Q39 Dr Taylor: I was going to avoid
mentioning this score card approach because it is something that
has completely puzzled most of us, and the Royal Statistical Society,
at a meeting on Tuesday, were not particularly keen on that. But
I am going to be absolutely frank, I am really rather disappointed
because to me this striking huge improvement that CHAI has over
CHI is that no longer is it just reviewing clinical governance;
it now has the power to inspect management, provision and quality
of health care and taking into account the national standards
and priorities. So really I think this is a huge, huge improvement
for it. Could I just go on to ask about some of its new activities.
It has responsibility for the independent scrutiny of complaints.
How are complaints going to be screened before they get to CHAI?
With the complaints procedure as it goes at the moment, the complaints
convenor in any trust is in fact an employee of that trust and
has a complete stoppage on letting complaints get further.
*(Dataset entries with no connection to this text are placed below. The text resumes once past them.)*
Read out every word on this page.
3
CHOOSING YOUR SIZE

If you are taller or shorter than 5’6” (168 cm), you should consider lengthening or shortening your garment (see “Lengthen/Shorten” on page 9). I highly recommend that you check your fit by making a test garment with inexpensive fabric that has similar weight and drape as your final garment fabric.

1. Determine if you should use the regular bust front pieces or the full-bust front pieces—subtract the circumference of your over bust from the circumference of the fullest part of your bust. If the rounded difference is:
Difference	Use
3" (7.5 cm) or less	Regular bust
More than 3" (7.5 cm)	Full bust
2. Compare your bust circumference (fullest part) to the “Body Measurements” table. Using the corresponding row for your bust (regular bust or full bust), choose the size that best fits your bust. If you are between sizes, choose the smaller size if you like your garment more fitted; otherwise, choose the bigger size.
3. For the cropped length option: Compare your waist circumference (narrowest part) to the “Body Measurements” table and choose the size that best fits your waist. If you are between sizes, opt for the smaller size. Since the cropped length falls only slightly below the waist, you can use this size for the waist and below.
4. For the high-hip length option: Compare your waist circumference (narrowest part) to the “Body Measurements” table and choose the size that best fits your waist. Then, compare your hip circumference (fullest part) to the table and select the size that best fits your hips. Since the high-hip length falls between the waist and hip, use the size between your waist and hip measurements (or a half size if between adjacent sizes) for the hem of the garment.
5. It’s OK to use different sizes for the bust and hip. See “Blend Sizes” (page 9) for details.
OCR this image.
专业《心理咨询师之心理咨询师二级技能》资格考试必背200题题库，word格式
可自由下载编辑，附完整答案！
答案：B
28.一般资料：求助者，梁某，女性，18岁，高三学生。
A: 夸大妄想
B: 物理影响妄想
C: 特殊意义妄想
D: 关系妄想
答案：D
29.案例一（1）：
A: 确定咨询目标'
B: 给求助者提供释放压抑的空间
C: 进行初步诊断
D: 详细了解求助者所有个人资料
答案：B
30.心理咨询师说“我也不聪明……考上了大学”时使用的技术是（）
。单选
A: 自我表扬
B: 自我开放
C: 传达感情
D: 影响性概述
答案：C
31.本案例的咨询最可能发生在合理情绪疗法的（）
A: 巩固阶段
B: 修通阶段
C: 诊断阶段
Is
that going to be addressed?
Lord Warner: I am pleased to say
that I do not have responsibility for the complaints procedure
but I do know that CHAI are expecting to start the new complaints
procedure in June this year. I am happy to deal with that particular
detailed point by correspondence and write back to you about how
that particular problem is going to work, but I am not briefed
to give you a detailed exposition on the complaints procedure.